A possible caveat is that if there are duplicate numbers in the original set, you will only have as many subsets as there are unique numbers in the original set, so possibly fewer than n in that case.

Answer 2

Some languages have this functionality built-in. For example, Python's itertools.combinations() method . In your case:

>>> import itertools
>>> l = [1,2,3,4]
>>> combinations = itertools.combinations(l, len(l) -  1) #for the list of numbers l, for sublists with a length 1 less than l's length
>>> for comb in combinations:
...     print comb
...
(1, 2, 3)
(1, 2, 4)
(1, 3, 4)
(2, 3, 4)
>>>

However, if you want to implement this yourself the link above may still prove useful as it shows equivalent code. You could use this code to make your own implementation in any language.

Answer 3

This should be simple enough.
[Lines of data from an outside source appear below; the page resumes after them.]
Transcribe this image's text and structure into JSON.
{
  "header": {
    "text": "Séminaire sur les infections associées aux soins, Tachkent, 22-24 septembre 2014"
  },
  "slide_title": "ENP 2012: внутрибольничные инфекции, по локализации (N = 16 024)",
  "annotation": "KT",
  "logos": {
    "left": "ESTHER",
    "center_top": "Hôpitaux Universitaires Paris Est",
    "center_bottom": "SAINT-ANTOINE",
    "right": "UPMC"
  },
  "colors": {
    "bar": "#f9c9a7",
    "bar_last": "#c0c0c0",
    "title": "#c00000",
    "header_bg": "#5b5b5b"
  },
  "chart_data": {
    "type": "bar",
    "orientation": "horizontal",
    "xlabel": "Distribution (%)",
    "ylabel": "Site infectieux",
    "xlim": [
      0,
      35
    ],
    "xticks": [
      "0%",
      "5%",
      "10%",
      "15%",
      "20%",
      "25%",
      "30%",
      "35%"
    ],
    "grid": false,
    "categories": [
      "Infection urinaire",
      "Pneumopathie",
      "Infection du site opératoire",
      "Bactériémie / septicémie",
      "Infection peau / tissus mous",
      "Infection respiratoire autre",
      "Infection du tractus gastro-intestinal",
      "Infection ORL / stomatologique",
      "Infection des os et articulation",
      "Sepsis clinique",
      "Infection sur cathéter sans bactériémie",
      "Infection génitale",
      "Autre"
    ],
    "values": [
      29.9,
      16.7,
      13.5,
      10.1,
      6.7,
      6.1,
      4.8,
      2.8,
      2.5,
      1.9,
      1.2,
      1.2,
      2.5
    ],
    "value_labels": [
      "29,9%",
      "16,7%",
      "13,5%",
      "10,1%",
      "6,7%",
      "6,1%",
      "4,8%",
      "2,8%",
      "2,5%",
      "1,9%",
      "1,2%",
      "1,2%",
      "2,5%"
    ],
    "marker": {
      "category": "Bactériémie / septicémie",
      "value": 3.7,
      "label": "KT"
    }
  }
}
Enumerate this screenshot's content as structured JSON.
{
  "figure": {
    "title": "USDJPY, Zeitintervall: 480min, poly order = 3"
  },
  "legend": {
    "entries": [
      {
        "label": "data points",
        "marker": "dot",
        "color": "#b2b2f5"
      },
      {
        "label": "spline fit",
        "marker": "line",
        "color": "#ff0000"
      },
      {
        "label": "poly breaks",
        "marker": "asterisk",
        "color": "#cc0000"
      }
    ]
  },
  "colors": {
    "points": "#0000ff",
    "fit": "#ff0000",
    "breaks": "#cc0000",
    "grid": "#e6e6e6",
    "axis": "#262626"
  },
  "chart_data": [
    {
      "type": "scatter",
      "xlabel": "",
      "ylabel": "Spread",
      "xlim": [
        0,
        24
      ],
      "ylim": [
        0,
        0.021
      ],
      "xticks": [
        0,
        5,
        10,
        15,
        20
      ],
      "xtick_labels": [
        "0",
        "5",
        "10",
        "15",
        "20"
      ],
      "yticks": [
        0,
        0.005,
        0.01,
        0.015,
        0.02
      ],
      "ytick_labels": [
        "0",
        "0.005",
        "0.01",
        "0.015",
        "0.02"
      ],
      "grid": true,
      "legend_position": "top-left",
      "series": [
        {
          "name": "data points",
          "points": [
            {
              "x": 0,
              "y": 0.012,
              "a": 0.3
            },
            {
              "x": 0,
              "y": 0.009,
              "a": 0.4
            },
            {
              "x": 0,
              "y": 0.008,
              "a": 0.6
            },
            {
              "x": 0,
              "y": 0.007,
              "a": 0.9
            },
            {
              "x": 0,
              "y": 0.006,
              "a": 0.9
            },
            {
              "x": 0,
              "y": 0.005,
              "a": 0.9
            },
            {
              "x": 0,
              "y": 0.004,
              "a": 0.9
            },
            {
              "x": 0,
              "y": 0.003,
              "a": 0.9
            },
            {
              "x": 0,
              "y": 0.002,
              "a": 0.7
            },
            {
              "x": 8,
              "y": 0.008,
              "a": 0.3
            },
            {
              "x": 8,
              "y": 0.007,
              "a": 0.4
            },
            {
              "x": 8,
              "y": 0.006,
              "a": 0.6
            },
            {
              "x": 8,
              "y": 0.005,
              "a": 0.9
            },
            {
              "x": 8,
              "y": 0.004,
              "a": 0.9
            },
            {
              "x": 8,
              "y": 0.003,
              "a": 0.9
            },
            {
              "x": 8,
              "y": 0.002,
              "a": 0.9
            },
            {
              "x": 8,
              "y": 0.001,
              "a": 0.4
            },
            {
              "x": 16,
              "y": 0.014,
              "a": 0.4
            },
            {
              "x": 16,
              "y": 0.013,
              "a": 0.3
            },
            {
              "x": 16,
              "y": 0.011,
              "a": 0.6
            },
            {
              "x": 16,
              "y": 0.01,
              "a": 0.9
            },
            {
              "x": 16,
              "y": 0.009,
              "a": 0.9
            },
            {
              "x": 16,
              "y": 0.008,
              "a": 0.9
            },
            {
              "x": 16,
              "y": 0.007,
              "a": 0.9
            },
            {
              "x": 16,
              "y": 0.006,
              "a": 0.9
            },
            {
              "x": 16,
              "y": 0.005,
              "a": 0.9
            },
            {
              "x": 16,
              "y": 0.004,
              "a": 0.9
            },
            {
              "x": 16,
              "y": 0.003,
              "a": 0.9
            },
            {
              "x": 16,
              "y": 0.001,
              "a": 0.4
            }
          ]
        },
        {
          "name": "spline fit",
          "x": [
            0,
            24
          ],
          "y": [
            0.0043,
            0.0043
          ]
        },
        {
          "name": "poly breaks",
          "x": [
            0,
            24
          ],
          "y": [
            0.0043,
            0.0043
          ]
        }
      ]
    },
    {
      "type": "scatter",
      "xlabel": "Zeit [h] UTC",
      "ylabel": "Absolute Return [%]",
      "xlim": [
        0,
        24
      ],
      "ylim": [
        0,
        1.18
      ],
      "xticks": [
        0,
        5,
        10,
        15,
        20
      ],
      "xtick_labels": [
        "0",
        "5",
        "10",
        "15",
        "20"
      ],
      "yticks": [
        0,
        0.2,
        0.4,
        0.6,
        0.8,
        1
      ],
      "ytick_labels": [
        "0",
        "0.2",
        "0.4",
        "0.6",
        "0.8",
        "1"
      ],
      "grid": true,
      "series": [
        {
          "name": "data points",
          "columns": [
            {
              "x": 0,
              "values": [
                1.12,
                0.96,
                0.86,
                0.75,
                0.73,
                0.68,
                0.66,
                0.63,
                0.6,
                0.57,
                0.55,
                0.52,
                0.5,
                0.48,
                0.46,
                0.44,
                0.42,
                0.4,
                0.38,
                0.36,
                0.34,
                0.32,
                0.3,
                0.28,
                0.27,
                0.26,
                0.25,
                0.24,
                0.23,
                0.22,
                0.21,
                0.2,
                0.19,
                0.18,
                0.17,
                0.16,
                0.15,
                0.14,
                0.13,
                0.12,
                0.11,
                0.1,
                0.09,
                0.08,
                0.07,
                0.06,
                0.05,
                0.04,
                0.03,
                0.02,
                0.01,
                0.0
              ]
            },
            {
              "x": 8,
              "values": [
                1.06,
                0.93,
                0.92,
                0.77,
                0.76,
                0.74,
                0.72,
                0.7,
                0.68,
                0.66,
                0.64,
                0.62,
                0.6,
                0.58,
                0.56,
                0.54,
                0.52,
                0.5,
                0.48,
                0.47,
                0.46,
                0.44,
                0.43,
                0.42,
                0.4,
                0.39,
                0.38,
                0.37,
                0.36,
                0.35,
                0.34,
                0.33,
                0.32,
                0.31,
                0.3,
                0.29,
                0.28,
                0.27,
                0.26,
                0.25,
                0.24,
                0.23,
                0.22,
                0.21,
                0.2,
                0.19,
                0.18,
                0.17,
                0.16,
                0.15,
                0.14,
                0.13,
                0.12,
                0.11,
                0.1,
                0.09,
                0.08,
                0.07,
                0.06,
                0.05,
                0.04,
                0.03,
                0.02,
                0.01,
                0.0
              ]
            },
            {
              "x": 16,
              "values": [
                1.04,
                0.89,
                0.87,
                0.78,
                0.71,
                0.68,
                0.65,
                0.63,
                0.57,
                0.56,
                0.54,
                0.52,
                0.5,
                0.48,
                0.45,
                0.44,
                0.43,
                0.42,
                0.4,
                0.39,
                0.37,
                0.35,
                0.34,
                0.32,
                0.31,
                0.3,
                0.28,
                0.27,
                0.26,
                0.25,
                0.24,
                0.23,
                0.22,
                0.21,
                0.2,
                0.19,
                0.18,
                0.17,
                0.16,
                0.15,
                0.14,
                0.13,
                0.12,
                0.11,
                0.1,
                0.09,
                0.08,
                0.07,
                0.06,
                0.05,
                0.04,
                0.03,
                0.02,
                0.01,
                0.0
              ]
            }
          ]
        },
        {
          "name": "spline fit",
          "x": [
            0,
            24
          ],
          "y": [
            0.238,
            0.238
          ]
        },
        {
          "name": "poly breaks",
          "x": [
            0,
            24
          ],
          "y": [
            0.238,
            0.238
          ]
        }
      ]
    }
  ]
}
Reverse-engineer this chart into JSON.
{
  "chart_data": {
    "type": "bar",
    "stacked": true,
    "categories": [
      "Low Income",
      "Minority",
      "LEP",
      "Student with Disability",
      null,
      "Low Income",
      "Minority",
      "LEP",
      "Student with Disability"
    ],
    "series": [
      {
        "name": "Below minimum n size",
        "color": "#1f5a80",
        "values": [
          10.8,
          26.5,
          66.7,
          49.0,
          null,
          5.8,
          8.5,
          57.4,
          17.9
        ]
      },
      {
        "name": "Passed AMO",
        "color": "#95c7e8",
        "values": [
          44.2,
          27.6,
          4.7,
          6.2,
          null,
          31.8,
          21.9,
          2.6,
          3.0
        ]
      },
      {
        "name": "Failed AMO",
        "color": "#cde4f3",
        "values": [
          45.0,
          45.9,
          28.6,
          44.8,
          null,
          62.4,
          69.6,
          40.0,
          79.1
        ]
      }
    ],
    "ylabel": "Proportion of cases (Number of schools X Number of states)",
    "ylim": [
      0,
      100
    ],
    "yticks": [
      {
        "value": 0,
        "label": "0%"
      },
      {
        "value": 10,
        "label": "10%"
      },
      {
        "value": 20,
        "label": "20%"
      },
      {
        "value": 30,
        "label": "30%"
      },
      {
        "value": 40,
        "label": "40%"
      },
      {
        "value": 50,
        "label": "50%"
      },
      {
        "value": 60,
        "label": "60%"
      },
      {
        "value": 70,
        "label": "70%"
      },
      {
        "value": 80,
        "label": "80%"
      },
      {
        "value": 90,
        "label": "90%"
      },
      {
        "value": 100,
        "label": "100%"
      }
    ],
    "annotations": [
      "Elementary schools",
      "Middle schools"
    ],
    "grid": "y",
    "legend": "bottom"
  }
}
Let arr have the sorted set and n be the number of elements:

int arr[100];
int n;
printf("{");
for (int i = n - 1; i >= 0; i--){
    printf("{");
    for (int j = 0; j < n; j++) {
        if (i == j) {
            continue;
        }
        printf("%d, ", arr[j]);
    }
    printf("}, ");
}
printf("}\n");

The above prints some additional commas and you can filter them out yourself.

Answer 4

Think about

• how to generate the set 1..N
• how to identify the number n to be removed from each set (n: N .. 1)

To generate/print a set from 1..N

print "{"
for i=1 to N
  if (i > 1) print ","
  print i
end
print "}"

How to create a loop that selects n from N to 1

for j=N to 1 
  ...
end

Use that last loop as a wrapper around that above loop - and in the above loop test if the current selected number j is equal to i and don't print it in that case.

For the fun a Perl implementation that does not pretend to be optimized :-)

$N = 5;

sub rec {
  my($j,$i,@a) = @_;
  if ($j > 0) {
    while (++$i <= $N) { push(@a,$i) if ($i != $j); }
    print('{' . join(',', @a) . "}\n");
    &rec($j-1);
  }
}

&rec($N);

Or this, (maybe) more conventional

for ($i=$N ; $i>0 ; $i--) {
  @a = ();
  for (1..$N) { push(@a,$_) if ($i != $_); }
  print('{' . join(',', @a) . "}\n");
}

Answer 5

In Haskell you could do this :

import Data.List

combinations 0 _  = [ [] ]
combinations n xs = [ y:ys | y:xs' <- tails xs
                           , ys <- combinations (n-1) xs']

subsets set =  combinations (length set - 1) (sort set)

Haskell, briefly:

_                                   =>    anyting
[]                                  =>    empty list
a = 1; as = [2,3]                   =>    a:as = [1,2,3]
[a:b | a <- [1], b <- [[2],[3]]]    =>    [[1,2],[1,3]]
tails [1,2,3]                       =>    [[1,2,3],[2,3],[3],[]]

For example, "combinations 2 [1,2,3]":

tails xs = [[1,2,3],[2,3],[3],[]]

[1,2,3]   =>   y = 1; ys = [[2],[3]]    =>    [1,2],[1,3]
[2,3]     =>   y = 2; ys = [[3]]        =>    [2,3]
[3]       =>   y = 3; ys = NULL         =>    []

Result [[1,2],[1,3],[2,3]]